Lesson 1: Martin Luther King, Jr. and Nonviolent Resistance

Civil Rights March on Washington, D.C. (Dr. Martin Luther King, Jr. and Mathew Ahmann in a crowd.)
Photo caption

Civil Rights March on Washington, D.C. (Dr. Martin Luther King, Jr. and Mathew Ahmann in a crowd.)

"I have consistently preached that nonviolence demands that the means we use must be as pure as the ends we seek."

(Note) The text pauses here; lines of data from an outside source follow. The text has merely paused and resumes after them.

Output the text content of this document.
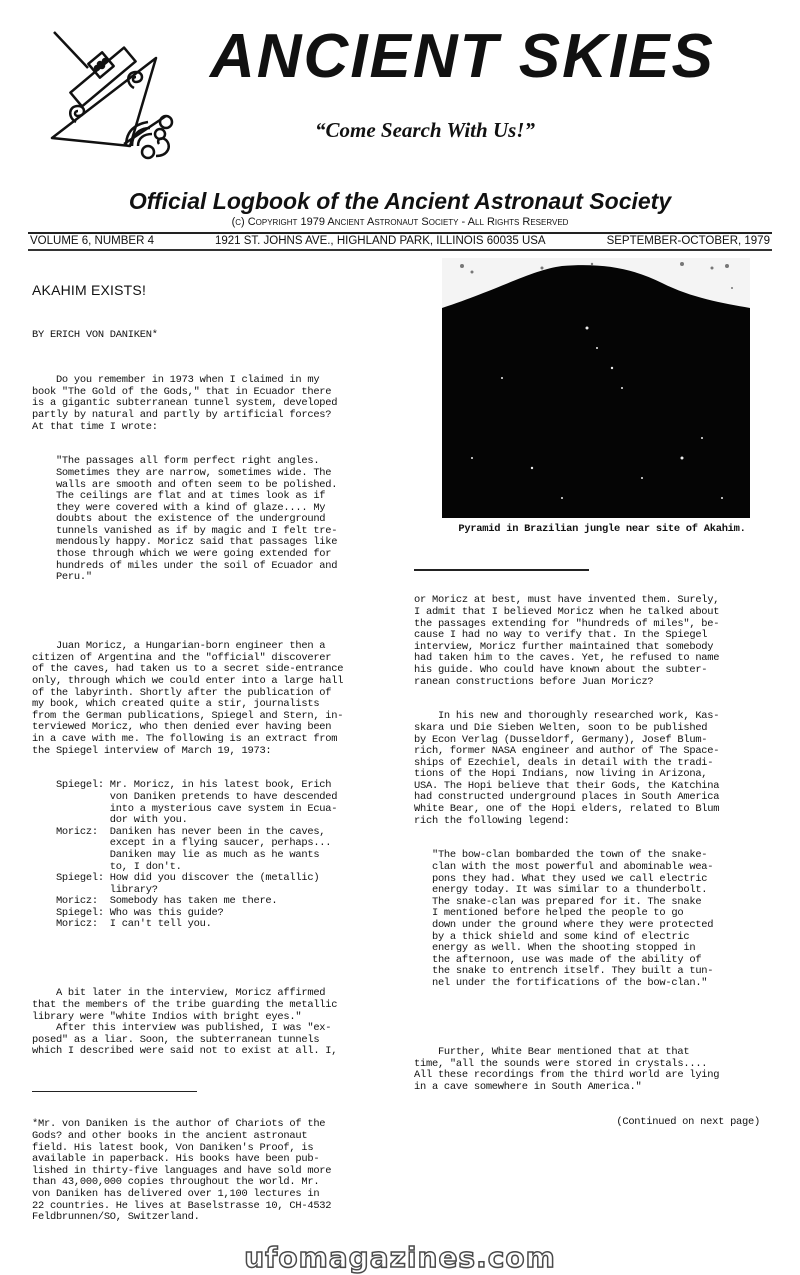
ANCIENT SKIES
“Come Search With Us!”
Official Logbook of the Ancient Astronaut Society
(c) Copyright 1979 Ancient Astronaut Society - All Rights Reserved
VOLUME 6, NUMBER 4	1921 ST. JOHNS AVE., HIGHLAND PARK, ILLINOIS 60035 USA	SEPTEMBER-OCTOBER, 1979

AKAHIM EXISTS!

BY ERICH VON DANIKEN*

Do you remember in 1973 when I claimed in my
book "The Gold of the Gods," that in Ecuador there
is a gigantic subterranean tunnel system, developed
partly by natural and partly by artificial forces?
At that time I wrote:

"The passages all form perfect right angles.
Sometimes they are narrow, sometimes wide. The
walls are smooth and often seem to be polished.
The ceilings are flat and at times look as if
they were covered with a kind of glaze.... My
doubts about the existence of the underground
tunnels vanished as if by magic and I felt tre-
mendously happy. Moricz said that passages like
those through which we were going extended for
hundreds of miles under the soil of Ecuador and
Peru."

Juan Moricz, a Hungarian-born engineer then a
citizen of Argentina and the "official" discoverer
of the caves, had taken us to a secret side-entrance
only, through which we could enter into a large hall
of the labyrinth. Shortly after the publication of
my book, which created quite a stir, journalists
from the German publications, Spiegel and Stern, in-
terviewed Moricz, who then denied ever having been
in a cave with me. The following is an extract from
the Spiegel interview of March 19, 1973:

Spiegel: Mr. Moricz, in his latest book, Erich
von Daniken pretends to have descended
into a mysterious cave system in Ecua-
dor with you.
Moricz:  Daniken has never been in the caves,
except in a flying saucer, perhaps...
Daniken may lie as much as he wants
to, I don't.
Spiegel: How did you discover the (metallic)
library?
Moricz:  Somebody has taken me there.
Spiegel: Who was this guide?
Moricz:  I can't tell you.

A bit later in the interview, Moricz affirmed
that the members of the tribe guarding the metallic
library were "white Indios with bright eyes."
After this interview was published, I was "ex-
posed" as a liar. Soon, the subterranean tunnels
which I described were said not to exist at all. I,

*Mr. von Daniken is the author of Chariots of the
Gods? and other books in the ancient astronaut
field. His latest book, Von Daniken's Proof, is
available in paperback. His books have been pub-
lished in thirty-five languages and have sold more
than 43,000,000 copies throughout the world. Mr.
von Daniken has delivered over 1,100 lectures in
22 countries. He lives at Baselstrasse 10, CH-4532
Feldbrunnen/SO, Switzerland.

Pyramid in Brazilian jungle near site of Akahim.

or Moricz at best, must have invented them. Surely,
I admit that I believed Moricz when he talked about
the passages extending for "hundreds of miles", be-
cause I had no way to verify that. In the Spiegel
interview, Moricz further maintained that somebody
had taken him to the caves. Yet, he refused to name
his guide. Who could have known about the subter-
ranean constructions before Juan Moricz?

In his new and thoroughly researched work, Kas-
skara und Die Sieben Welten, soon to be published
by Econ Verlag (Dusseldorf, Germany), Josef Blum-
rich, former NASA engineer and author of The Space-
ships of Ezechiel, deals in detail with the tradi-
tions of the Hopi Indians, now living in Arizona,
USA. The Hopi believe that their Gods, the Katchina
had constructed underground places in South America
White Bear, one of the Hopi elders, related to Blum
rich the following legend:

"The bow-clan bombarded the town of the snake-
clan with the most powerful and abominable wea-
pons they had. What they used we call electric
energy today. It was similar to a thunderbolt.
The snake-clan was prepared for it. The snake
I mentioned before helped the people to go
down under the ground where they were protected
by a thick shield and some kind of electric
energy as well. When the shooting stopped in
the afternoon, use was made of the ability of
the snake to entrench itself. They built a tun-
nel under the fortifications of the bow-clan."

Further, White Bear mentioned that at that
time, "all the sounds were stored in crystals....
All these recordings from the third world are lying
in a cave somewhere in South America."

(Continued on next page)

ufomagazines.com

⁠—Dr. Martin Luther King, Jr., 1963

These words were spoken by Martin Luther King, Jr. during his ten-day jail term for violating a court injunction against any "parading, demonstrating, boycotting, trespassing and picketing" in Birmingham. He came to Alabama's largest city to lead an Easter weekend protest and boycott of downtown stores as a way of forcing white city leaders to negotiate a settlement of black citizens' grievances. King wrote his "Letter from Birmingham Jail" in response to a public statement by eight white clergymen appealing to the local black population to use the courts and not the streets to secure civil rights. The clergymen counseled "law and order and common sense," not demonstrations that "incite to hatred and violence," as the most prudent means to promote justice. This criticism of King was elaborated the following year by a fellow Baptist minister, Joseph H. Jackson (president of the National Baptist Convention from 1953–1982), who delivered a speech counseling blacks to reject "direct confrontation" and "stick to law and order."

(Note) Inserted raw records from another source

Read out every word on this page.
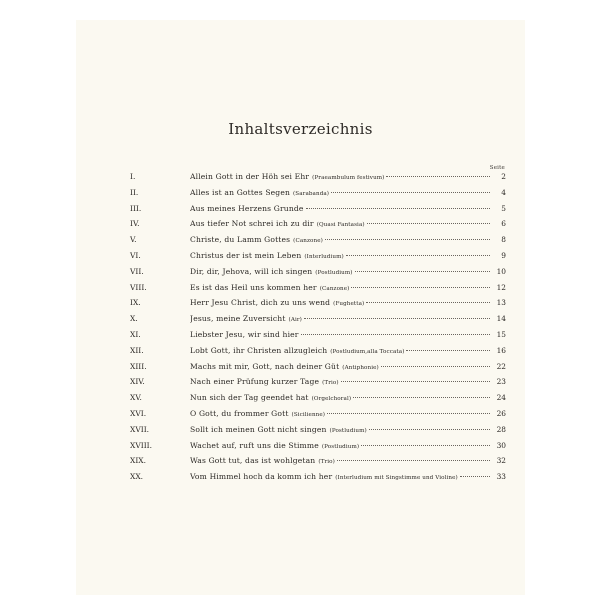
Inhaltsverzeichnis
Seite
I.	Allein Gott in der Höh sei Ehr (Praeambulum festivum)	2
II.	Alles ist an Gottes Segen (Sarabanda)	4
III.	Aus meines Herzens Grunde	5
IV.	Aus tiefer Not schrei ich zu dir (Quasi Fantasia)	6
V.	Christe, du Lamm Gottes (Canzone)	8
VI.	Christus der ist mein Leben (Interludium)	9
VII.	Dir, dir, Jehova, will ich singen (Postludium)	10
VIII.	Es ist das Heil uns kommen her (Canzone)	12
IX.	Herr Jesu Christ, dich zu uns wend (Fughetta)	13
X.	Jesus, meine Zuversicht (Air)	14
XI.	Liebster Jesu, wir sind hier	15
XII.	Lobt Gott, ihr Christen allzugleich (Postludium,alla Toccata)	16
XIII.	Machs mit mir, Gott, nach deiner Güt (Antiphonie)	22
XIV.	Nach einer Prüfung kurzer Tage (Trio)	23
XV.	Nun sich der Tag geendet hat (Orgelchoral)	24
XVI.	O Gott, du frommer Gott (Sicilienne)	26
XVII.	Sollt ich meinen Gott nicht singen (Postludium)	28
XVIII.	Wachet auf, ruft uns die Stimme (Postludium)	30
XIX.	Was Gott tut, das ist wohlgetan (Trio)	32
XX.	Vom Himmel hoch da komm ich her (Interludium mit Singstimme und Violine)	33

By examining King's famous essay in defense of nonviolent protest, along with two significant criticisms of his direct action campaign, this lesson will help students assess various alternatives for securing civil rights for black Americans in a self-governing society.

Guiding Questions

To what extent was King's nonviolent resistance to segregation laws the best means of securing civil rights for black Americans in the 1960s?
 

Learning Objectives

Explain Martin Luther King, Jr.'s concept of nonviolent resistance and the role of civil disobedience within it.

Analyze the concerns regarding King's intervention in Birmingham and King's responses to those concerns.

Evaluate the arguments made against King's protest methods and the alternatives recommended.

Evaluate the arguments regarding non-violence and the effect these strategies had on civil rights in the United States.